Japan – Depression is a mental disorder that affects over 300 million people globally. While treatments exist, many of them are based on one hypothesis of how depression arises. Patients that do not fit in this mold may not be receiving the related benefits. A study led by Hiroshima University (HU) published online this May in Neuroscience, shed light on how one protein called RGS8 plays a role in depression behaviors.
Scientists think depression is caused by monoamine hypothesis, the type of two chemicals that depressed people lack: serotonin and norepinephrine (NE). Ninety percent of antidepressant drugs are made based on this idea. They aim to recalibrate these two monoamines. For some of these patients, however, it may not be enough.

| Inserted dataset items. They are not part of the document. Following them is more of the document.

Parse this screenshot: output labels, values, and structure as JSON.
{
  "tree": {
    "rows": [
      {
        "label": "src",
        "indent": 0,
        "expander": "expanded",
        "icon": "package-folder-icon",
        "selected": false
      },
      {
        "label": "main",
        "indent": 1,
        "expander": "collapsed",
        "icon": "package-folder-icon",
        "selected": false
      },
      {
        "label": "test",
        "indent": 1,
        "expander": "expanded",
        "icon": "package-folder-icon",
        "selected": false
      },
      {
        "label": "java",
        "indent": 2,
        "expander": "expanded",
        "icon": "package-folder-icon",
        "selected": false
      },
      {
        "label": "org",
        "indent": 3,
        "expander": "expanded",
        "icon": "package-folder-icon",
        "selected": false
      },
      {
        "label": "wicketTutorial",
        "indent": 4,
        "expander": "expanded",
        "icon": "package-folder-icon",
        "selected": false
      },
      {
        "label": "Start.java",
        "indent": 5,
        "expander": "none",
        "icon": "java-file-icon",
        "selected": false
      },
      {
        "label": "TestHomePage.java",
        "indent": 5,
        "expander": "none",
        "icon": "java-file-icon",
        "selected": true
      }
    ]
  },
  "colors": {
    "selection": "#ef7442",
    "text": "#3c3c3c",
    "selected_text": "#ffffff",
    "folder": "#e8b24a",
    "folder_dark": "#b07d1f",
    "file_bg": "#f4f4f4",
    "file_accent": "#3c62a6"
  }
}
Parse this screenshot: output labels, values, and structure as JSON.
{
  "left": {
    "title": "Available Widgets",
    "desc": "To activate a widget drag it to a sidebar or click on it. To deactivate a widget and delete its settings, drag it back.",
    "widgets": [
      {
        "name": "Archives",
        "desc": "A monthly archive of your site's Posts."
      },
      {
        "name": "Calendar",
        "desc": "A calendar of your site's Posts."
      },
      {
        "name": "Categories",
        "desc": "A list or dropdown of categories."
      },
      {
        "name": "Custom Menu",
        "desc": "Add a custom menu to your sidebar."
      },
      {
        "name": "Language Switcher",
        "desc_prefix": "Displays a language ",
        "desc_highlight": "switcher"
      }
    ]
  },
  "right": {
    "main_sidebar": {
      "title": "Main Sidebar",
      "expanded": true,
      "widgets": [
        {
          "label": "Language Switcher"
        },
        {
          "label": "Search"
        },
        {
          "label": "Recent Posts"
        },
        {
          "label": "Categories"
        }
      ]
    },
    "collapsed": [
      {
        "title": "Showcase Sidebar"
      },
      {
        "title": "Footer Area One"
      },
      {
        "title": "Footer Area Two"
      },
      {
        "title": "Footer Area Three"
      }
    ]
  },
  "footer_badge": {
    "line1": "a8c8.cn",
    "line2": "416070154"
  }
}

“Thirty percent of people on these drugs do not experience any effect,” said Yumiko Saito and Yuki Kobayashi, neuroscientists at HU’s Graduate School of Integrated Arts and Sciences.
This study builds upon previous work in which the team found that RGS8 controls a hormone receptor called MCHR1. Parts of the brain involved with movement and mood regulation show signs of RGS8 expression. MCHR1, when active, helps regulate sleep, feeding, and mood responses. The researchers found that RGS8 inactivates MCHR1 in cultured cells.
Therefore, less RGS8 can lead to increased depressed behavior. Here, the team studied depression in mice at the behavioral and immunohistological level.
First, the mice did a swim test, which is a common behavioral analysis method to assess depressive behaviors in animals. Researchers measure the time each mouse was active, then subtract it from the total test time, leaving researchers with an immobility time.
Mice with more RGS8 in their nervous system recorded shorter immobility time than those with a normal amount of RGS8. When given an antidepressant drug that acts on monoamines the RGS8 mice had even shorter immobility time. However, when the mice were given a drug that stops MCHR1 from working, immobility time did not change.
“These mice showed a new type of depression,” Saito remarked. “Monoamines appeared to not be involved in this depressive behavior. Instead, MCHR1 does.”
With that conclusion, the team looked at the mice’s brains under the microscope to determine the relationship between MCHR1 and RGS8. More specifically, they examined the size of cilia sprouting from cells in a region of the hippocampus called the CA1, where RGS8 concentration was highest. Cilia are TV antennae-like organelles involved in cellular communication.
The team found that RGS8 mice not only had less depressed behavior than those without extra RGS8, but they also had longer cilia. That is, mice that took the drug that stopped MCHR1 from working had longer cilia.
In the past ten years, scientists have witnessed a correlation between dysfunctional cilia and disorders like obesity, kidney disease and retina disease. However, not much is known about their relationship with mood disorders. Hence, these led the team to think that RGS8 is a promising candidate toward the development of new antidepressant drugs, which is a focus for future experiments.